Review Detail

Kids Fiction 1320
Midnight in the Piazza
(Updated: February 04, 2018)
Overall rating
 
4.0
Plot/Characters/Writing Style
 
4.0
Illustrations/Photos (if applicable)
 
N/A
Thirteen-year-old Beatrice Archer isn't too excited when her professor father is offered a job far away from Boston. When she finds out they're moving to Rome, she's upset that she'll leave her friends behind. Once there though she's swept up in what looks like an robbery of some priceless sculptures on a fountain. She witnesses the crime outside her window. What happens next has her searching for the truth, even when others, including her father, don't believe her.

What worked: This is a fun adventure, mystery set in Rome. Beatrice's reluctance to leave Boston and her friends felt very real to me as I know how hard it is for this age group to be separated from the only home they know. Little by little though, Beatrice's heart warms up to the city. Readers see the art, city, and people through her eyes. She meets Marco, someone who age who lives in the city. Together they search for hints that might resolve the mystery of the sculptures.
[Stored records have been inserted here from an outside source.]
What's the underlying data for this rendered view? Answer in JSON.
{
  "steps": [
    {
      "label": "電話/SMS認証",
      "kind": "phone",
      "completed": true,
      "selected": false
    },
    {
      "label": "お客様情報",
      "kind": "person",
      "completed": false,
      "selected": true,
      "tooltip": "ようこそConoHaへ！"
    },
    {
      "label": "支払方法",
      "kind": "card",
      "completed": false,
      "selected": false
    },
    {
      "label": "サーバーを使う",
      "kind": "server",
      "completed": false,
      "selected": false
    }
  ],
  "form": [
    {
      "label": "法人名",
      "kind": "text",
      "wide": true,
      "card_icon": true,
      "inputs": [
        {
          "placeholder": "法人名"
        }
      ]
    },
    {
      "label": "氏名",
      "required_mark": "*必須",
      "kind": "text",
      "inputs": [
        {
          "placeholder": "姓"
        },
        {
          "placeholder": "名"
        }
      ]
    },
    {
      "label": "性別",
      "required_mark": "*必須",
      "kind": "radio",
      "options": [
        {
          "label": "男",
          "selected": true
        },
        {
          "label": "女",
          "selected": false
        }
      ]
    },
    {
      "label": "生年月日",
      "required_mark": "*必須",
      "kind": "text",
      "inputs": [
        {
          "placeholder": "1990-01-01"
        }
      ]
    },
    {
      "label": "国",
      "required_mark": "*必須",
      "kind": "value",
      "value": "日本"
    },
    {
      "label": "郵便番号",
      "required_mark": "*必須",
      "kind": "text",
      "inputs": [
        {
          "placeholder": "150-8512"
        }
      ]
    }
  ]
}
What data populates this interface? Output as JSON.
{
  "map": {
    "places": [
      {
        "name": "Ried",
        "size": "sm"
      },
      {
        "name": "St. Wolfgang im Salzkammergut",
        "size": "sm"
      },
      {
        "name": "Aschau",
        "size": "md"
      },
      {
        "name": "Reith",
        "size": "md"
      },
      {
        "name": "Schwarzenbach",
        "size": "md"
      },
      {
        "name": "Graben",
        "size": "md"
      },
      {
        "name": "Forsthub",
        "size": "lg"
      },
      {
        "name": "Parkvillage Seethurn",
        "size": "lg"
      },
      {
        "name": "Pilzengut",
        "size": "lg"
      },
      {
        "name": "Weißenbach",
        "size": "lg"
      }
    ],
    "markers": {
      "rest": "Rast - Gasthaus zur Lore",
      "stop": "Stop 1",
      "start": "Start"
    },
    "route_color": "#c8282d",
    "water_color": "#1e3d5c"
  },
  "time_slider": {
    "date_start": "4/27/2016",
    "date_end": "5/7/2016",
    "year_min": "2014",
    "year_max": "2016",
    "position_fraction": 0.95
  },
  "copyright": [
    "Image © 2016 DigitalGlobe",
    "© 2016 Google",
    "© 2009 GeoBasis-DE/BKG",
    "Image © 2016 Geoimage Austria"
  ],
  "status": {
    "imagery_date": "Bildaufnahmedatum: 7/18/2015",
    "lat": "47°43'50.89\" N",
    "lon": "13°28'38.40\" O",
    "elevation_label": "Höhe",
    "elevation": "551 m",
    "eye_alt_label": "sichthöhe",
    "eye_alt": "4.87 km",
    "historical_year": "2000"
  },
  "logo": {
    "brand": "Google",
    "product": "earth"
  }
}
Parks does a great job showing the old Jewish Ghetto in Rome and the history behind one ancient family. There's mystery, ancient art, adventure, and an ancient curse. Great pacing and Italian history woven throughout. Parks does have direct translations of Italian footnoted on the bottom of the pages. This makes it easy for readers, who don't know Italian, to find the quick translations without losing their place.

Fun romp through Rome with an endearing heroine who searches for the truth behind missing sculptures and in the process learns to love the city too.